Infinispan Security #2: Authorization Reloaded and Auditing
Since the last post on Infinispan Security, there have been a few changes related to how we handle authorization in Infinispan. All of these are available in the recently released 7.0.0.Alpha5.
Previously we mentioned the need to use a SecurityManager and javax.security.auth.Subject.doAs() in order to achieve authorization in embedded mode. Unfortunately those components have a severe performance impact. In particular, retrieving the current Subject from the AccessControlContext adds, on my test environment, 3.5µs per call. Since the execution of a Cache.put takes about 0.5µs when authorization is not in use, this means that every invocation is 8x slower.

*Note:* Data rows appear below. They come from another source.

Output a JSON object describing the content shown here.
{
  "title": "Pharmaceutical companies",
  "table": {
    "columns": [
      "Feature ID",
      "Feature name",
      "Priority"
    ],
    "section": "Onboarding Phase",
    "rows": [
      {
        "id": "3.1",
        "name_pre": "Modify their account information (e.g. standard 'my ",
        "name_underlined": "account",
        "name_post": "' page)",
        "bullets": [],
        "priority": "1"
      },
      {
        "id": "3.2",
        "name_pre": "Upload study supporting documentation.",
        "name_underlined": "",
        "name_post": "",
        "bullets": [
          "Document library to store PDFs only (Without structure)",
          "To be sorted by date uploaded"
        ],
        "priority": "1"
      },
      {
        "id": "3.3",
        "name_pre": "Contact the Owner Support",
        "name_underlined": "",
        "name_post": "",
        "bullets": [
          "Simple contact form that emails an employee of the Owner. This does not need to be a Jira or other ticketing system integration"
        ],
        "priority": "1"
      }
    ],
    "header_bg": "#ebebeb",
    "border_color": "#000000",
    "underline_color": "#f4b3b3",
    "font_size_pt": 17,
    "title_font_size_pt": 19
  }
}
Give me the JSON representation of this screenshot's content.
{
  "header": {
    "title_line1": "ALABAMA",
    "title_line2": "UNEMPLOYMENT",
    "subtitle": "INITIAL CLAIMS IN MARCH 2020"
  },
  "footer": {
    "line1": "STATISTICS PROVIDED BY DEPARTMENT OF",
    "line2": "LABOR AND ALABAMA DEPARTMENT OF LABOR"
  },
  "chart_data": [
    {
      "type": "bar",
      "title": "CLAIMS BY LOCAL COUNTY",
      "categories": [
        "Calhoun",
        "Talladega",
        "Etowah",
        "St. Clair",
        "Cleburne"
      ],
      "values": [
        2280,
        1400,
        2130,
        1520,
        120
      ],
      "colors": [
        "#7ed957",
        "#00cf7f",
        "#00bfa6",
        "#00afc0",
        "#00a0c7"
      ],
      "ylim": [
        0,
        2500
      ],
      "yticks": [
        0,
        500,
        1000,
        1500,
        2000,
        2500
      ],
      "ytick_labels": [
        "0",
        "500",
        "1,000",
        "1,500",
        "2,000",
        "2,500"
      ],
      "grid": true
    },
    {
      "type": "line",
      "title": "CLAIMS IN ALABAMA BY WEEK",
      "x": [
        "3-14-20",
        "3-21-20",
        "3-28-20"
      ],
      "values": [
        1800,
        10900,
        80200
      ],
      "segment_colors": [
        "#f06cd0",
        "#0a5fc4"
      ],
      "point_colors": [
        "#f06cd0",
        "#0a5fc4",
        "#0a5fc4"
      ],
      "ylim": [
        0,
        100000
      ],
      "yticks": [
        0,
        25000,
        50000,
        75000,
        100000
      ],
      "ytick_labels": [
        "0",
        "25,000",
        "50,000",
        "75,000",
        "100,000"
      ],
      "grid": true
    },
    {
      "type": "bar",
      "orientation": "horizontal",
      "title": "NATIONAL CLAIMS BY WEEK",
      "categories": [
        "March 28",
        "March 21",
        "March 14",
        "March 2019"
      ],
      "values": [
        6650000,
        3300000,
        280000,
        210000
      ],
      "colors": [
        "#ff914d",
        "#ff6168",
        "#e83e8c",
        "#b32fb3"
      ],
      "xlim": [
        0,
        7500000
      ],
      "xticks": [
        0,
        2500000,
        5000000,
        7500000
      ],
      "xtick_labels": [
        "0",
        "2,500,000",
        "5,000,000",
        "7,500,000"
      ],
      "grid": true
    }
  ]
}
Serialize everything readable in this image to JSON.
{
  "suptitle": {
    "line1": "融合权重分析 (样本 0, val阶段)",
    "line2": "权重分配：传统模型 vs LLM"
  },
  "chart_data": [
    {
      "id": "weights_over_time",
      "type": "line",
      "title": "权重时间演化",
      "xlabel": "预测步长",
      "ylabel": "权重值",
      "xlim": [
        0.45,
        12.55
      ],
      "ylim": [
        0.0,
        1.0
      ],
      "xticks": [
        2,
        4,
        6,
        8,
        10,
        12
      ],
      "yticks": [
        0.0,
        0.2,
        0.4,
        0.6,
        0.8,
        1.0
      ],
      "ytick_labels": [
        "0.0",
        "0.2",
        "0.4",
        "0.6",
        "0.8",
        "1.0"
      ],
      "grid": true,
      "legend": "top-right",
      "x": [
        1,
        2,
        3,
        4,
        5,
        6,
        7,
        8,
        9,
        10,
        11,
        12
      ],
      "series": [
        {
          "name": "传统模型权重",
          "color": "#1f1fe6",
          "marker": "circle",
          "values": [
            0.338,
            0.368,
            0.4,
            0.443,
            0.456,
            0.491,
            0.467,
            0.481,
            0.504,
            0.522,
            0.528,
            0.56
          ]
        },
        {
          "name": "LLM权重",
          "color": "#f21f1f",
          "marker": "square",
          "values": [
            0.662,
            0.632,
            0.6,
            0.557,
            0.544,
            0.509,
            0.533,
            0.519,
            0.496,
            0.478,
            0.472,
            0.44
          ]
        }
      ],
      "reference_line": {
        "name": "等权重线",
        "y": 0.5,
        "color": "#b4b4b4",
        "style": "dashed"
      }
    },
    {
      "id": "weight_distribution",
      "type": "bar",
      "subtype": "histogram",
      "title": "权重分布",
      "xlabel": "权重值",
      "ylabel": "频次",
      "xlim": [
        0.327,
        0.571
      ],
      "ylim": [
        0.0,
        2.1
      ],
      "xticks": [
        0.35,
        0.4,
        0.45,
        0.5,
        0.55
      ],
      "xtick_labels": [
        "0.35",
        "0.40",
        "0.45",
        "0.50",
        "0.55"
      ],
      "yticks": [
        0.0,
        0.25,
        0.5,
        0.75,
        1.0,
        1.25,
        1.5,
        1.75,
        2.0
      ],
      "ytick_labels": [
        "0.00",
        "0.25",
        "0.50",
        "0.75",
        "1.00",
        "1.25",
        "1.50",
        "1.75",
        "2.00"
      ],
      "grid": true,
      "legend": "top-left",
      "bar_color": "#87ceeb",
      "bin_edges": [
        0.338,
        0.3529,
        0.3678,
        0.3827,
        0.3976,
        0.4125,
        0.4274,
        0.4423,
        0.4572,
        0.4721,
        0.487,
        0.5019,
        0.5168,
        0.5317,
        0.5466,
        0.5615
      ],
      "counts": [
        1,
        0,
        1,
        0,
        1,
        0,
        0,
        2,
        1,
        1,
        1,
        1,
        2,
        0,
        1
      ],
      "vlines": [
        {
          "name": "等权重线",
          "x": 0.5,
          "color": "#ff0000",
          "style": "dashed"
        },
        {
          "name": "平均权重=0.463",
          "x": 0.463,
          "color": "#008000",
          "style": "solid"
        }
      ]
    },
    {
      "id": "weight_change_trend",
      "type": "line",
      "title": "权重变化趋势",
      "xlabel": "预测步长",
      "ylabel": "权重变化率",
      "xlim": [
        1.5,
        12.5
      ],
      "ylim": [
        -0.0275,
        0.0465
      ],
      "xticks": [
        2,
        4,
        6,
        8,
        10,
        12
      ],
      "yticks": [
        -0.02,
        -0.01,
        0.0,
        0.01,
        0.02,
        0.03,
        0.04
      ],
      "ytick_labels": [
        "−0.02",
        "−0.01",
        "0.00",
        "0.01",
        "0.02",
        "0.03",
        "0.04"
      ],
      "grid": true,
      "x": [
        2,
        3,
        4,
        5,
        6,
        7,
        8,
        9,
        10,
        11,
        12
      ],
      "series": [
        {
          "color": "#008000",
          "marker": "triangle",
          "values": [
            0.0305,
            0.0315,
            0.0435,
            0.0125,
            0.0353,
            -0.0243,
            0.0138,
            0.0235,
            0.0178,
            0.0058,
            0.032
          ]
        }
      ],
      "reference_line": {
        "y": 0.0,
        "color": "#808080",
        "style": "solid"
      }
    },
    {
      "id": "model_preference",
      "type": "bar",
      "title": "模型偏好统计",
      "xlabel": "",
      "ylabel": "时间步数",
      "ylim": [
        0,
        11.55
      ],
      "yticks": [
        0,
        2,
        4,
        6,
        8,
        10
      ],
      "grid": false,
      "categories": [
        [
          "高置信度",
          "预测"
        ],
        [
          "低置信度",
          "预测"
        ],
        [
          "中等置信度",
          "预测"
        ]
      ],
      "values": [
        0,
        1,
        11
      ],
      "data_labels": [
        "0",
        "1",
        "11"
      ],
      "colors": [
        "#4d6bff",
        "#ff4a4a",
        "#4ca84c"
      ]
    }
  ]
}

For this reason we have introduced an alternative for those of you (hopefully the majority), that do not need to use a SecurityManager and can avoid the AccessControlContext: invoke your PrivilegedActions using the new org.infinispan.security.Security.doAs() method, which uses a ThreadLocal to store the current Subject. Using this new approach, the overhead per invocation falls to 0.5µs: a 7x improvement ! Security.doAs() is actually smart: if it detects that a SecurityManager is in use, it will fallback to retrieving the Subject via the AccessControlContext, so you don’t need to decide what approach you will be using in production. The following chart shows the impact of using each approach when compared to running without authorization:
An essential part of an authorization framework, is the ability to track WHO is doing WHAT (or is being prevented from doing it !). Infinispan now offers a pluggable audit framework which you can use to track the execution of cache/container operations. The default audit logger sends audit messages to your logging framework of choice (e.g. Log4J), but you can write your own to take any appropriate actions you deem appropriate for your security policies.